Beim Kampf gegen die im Südosten Australiens tobenden Buschfeuer kommt den 3000 Feuerwehrleuten jetzt das Wetter zu Hilfe. Nach zwei Wochen drückender Hitze und starkem Wind sagen die Meteorologen für die nächsten Tage niedrigere Temperaturen und weniger Wind voraus.

HB SYDNEY. Die durch einen Blitzschlag ausgelösten Feuer haben im Bundesstaat Victoria bereits 550 000 Hektar beziehungsweise 5500 Quadratkilometer Buschland vernichtet. Das entspricht etwa der doppelten Fläche des Saarlandes. Zudem fielen 30 Häuser den Flammen zum Opfer, ein Mensch starb. Am Samstag erlitten 15 Feuerwehrleute im Einsatz Brandwunden und Rauchvergiftungen.

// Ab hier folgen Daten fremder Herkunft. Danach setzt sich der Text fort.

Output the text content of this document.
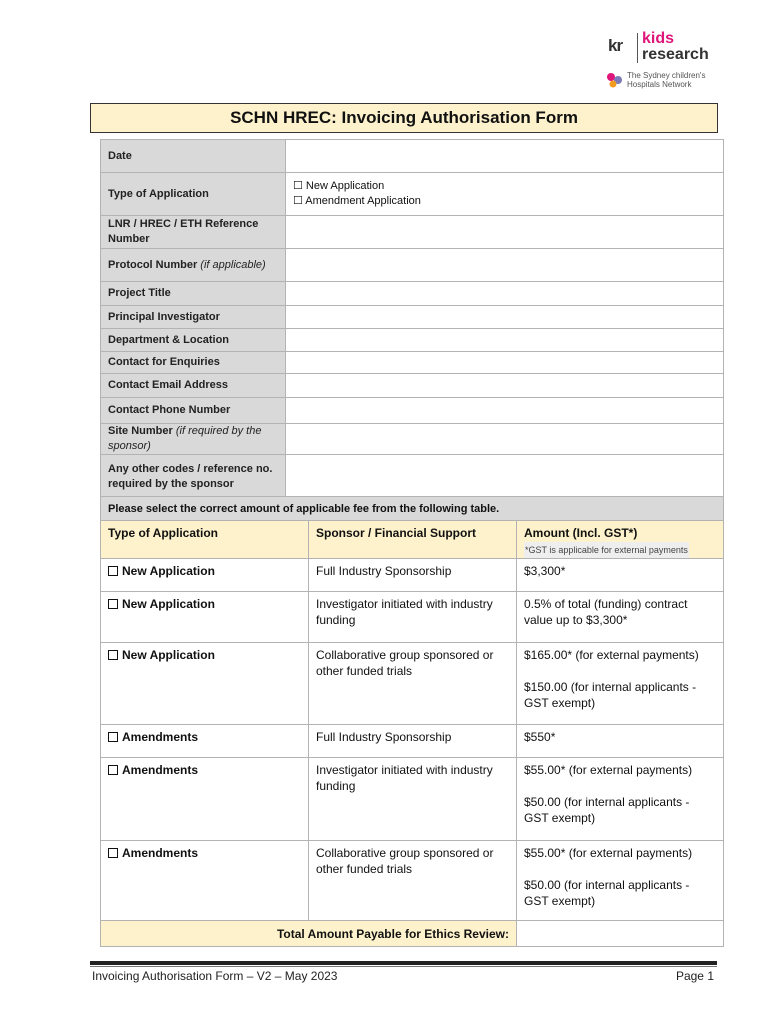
kr kids
research
The Sydney children's
Hospitals Network
SCHN HREC: Invoicing Authorisation Form
Date	
Type of Application	☐ New Application
☐ Amendment Application

LNR / HREC / ETH Reference Number	
Protocol Number (if applicable)	
Project Title	
Principal Investigator	
Department & Location	
Contact for Enquiries	
Contact Email Address	
Contact Phone Number	
Site Number (if required by the sponsor)	
Any other codes / reference no. required by the sponsor	
Please select the correct amount of applicable fee from the following table.		
Type of Application	Sponsor / Financial Support	Amount (Incl. GST*)
*GST is applicable for external payments
New Application	Full Industry Sponsorship	$3,300*
New Application	Investigator initiated with industry funding	0.5% of total (funding) contract value up to $3,300*
New Application	Collaborative group sponsored or other funded trials	$165.00* (for external payments)
$150.00 (for internal applicants - GST exempt)

Amendments	Full Industry Sponsorship	$550*
Amendments	Investigator initiated with industry funding	$55.00* (for external payments)
$50.00 (for internal applicants - GST exempt)

Amendments	Collaborative group sponsored or other funded trials	$55.00* (for external payments)
$50.00 (for internal applicants - GST exempt)

Total Amount Payable for Ethics Review:		
Invoicing Authorisation Form – V2 – May 2023	Page 1
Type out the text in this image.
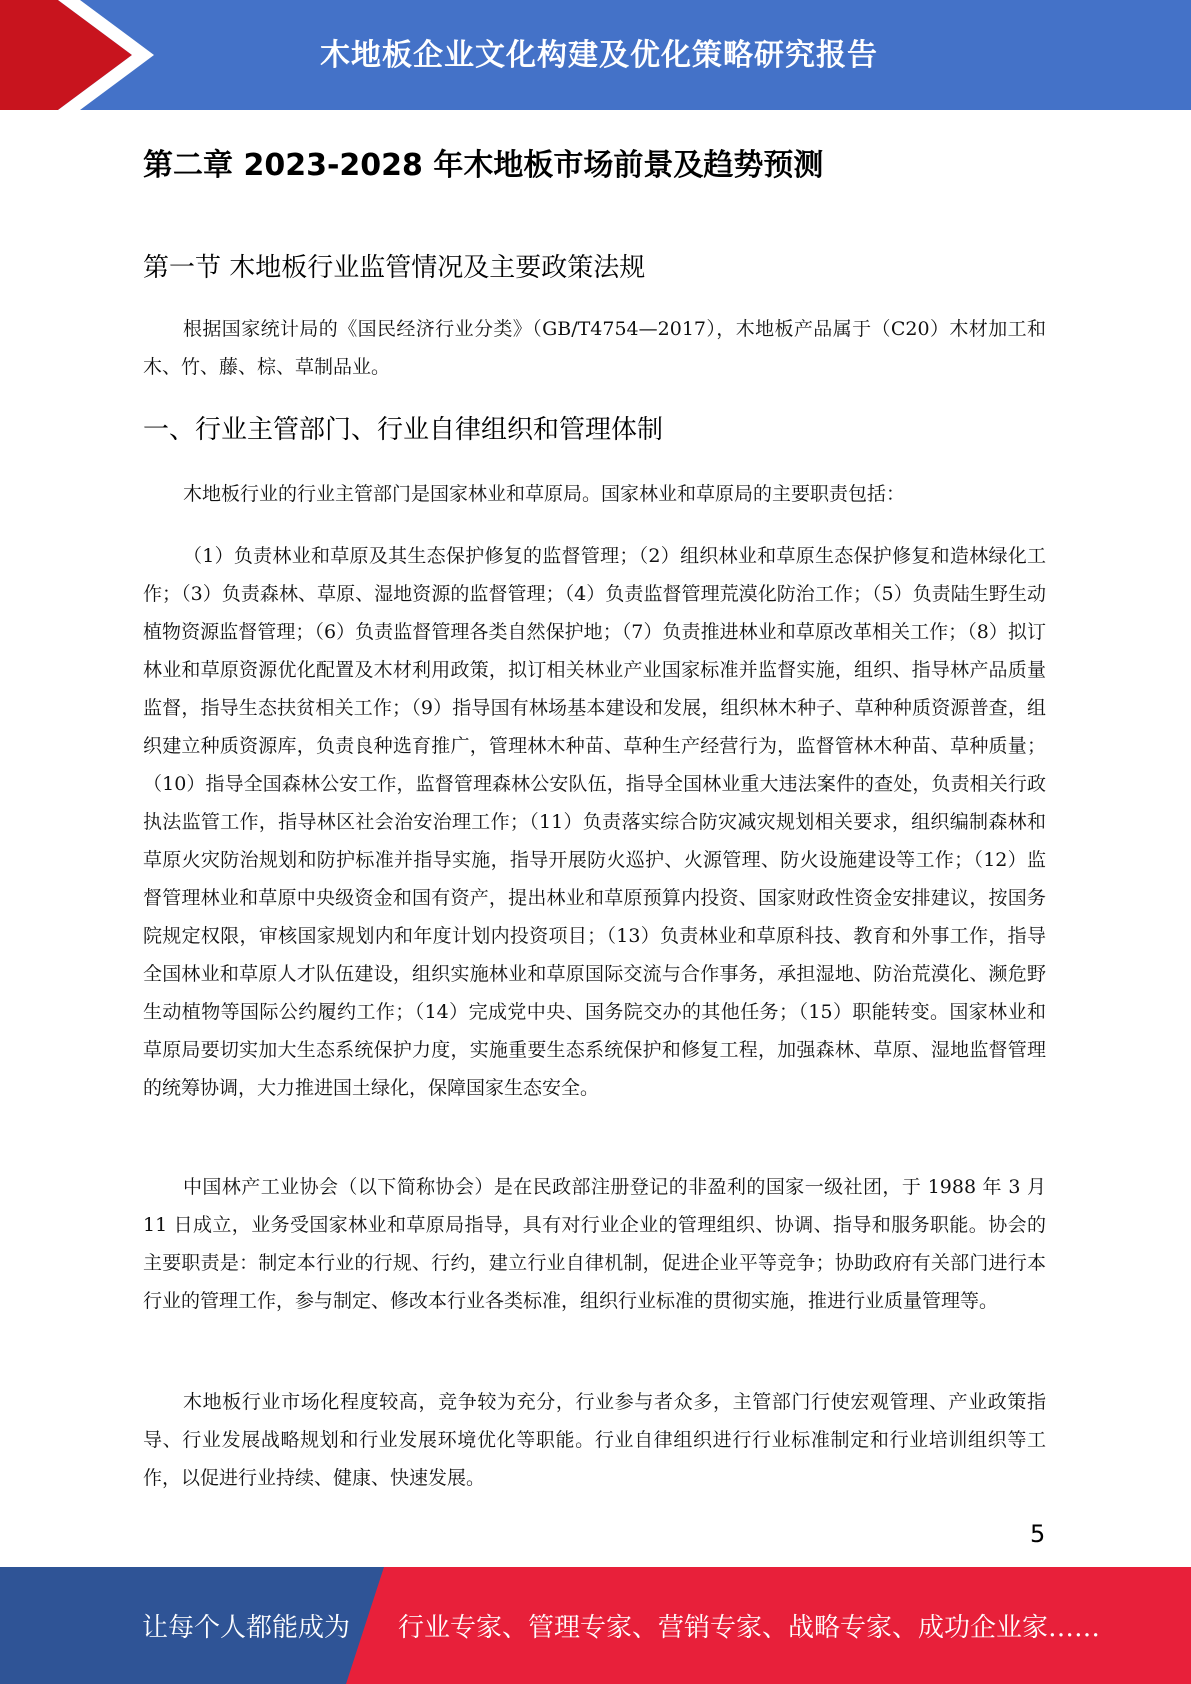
木地板企业文化构建及优化策略研究报告
第二章 2023-2028 年木地板市场前景及趋势预测
第一节 木地板行业监管情况及主要政策法规

根据国家统计局的《国民经济行业分类》（GB/T4754—2017），木地板产品属于（C20）木材加工和木、竹、藤、棕、草制品业。

一、行业主管部门、行业自律组织和管理体制

木地板行业的行业主管部门是国家林业和草原局。国家林业和草原局的主要职责包括：

（1）负责林业和草原及其生态保护修复的监督管理；（2）组织林业和草原生态保护修复和造林绿化工作；（3）负责森林、草原、湿地资源的监督管理；（4）负责监督管理荒漠化防治工作；（5）负责陆生野生动植物资源监督管理；（6）负责监督管理各类自然保护地；（7）负责推进林业和草原改革相关工作；（8）拟订林业和草原资源优化配置及木材利用政策，拟订相关林业产业国家标准并监督实施，组织、指导林产品质量监督，指导生态扶贫相关工作；（9）指导国有林场基本建设和发展，组织林木种子、草种种质资源普查，组织建立种质资源库，负责良种选育推广，管理林木种苗、草种生产经营行为，监督管林木种苗、草种质量；（10）指导全国森林公安工作，监督管理森林公安队伍，指导全国林业重大违法案件的查处，负责相关行政执法监管工作，指导林区社会治安治理工作；（11）负责落实综合防灾减灾规划相关要求，组织编制森林和草原火灾防治规划和防护标准并指导实施，指导开展防火巡护、火源管理、防火设施建设等工作；（12）监督管理林业和草原中央级资金和国有资产，提出林业和草原预算内投资、国家财政性资金安排建议，按国务院规定权限，审核国家规划内和年度计划内投资项目；（13）负责林业和草原科技、教育和外事工作，指导全国林业和草原人才队伍建设，组织实施林业和草原国际交流与合作事务，承担湿地、防治荒漠化、濒危野生动植物等国际公约履约工作；（14）完成党中央、国务院交办的其他任务；（15）职能转变。国家林业和草原局要切实加大生态系统保护力度，实施重要生态系统保护和修复工程，加强森林、草原、湿地监督管理的统筹协调，大力推进国土绿化，保障国家生态安全。

中国林产工业协会（以下简称协会）是在民政部注册登记的非盈利的国家一级社团，于 1988 年 3 月 11 日成立，业务受国家林业和草原局指导，具有对行业企业的管理组织、协调、指导和服务职能。协会的主要职责是：制定本行业的行规、行约，建立行业自律机制，促进企业平等竞争；协助政府有关部门进行本行业的管理工作，参与制定、修改本行业各类标准，组织行业标准的贯彻实施，推进行业质量管理等。

木地板行业市场化程度较高，竞争较为充分，行业参与者众多，主管部门行使宏观管理、产业政策指导、行业发展战略规划和行业发展环境优化等职能。行业自律组织进行行业标准制定和行业培训组织等工作，以促进行业持续、健康、快速发展。

5
让每个人都能成为 行业专家、管理专家、营销专家、战略专家、成功企业家……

„Wir bekommen die nächsten zwei oder drei Tage ziemlich gutes Wetter“, sagte Feuerwehr-Sprecher Chris Cowley erleichtert. Unterstützt von 48 Löschflugzeugen war es dem Heer der Freiwilligen bereits gelungen, das Inferno einzudämmen. Die Rettungskräfte hatten vor der etwa 250 Kilometer langen Flammenfront eine kontrollierte Brandlinie gelegt, um dem Feuer weiteren Brennstoff zu entziehen.

Buschfeuer sind im australischen Sommer von Dezember bis Februar an der Tagesordnung. Wegen der Dürre ist die Situation in dieser Saison besonders prekär. Schon ein kleiner Funke oder Blitzeinschlag kann die ausgedorrten Pflanzen in Brand stecken, Feuer geraten dann in Windeseile außer Kontrolle. Politiker verglichen die Lage schon mit 1939, als in Victoria zwei Millionen Hektar in Flammen standen.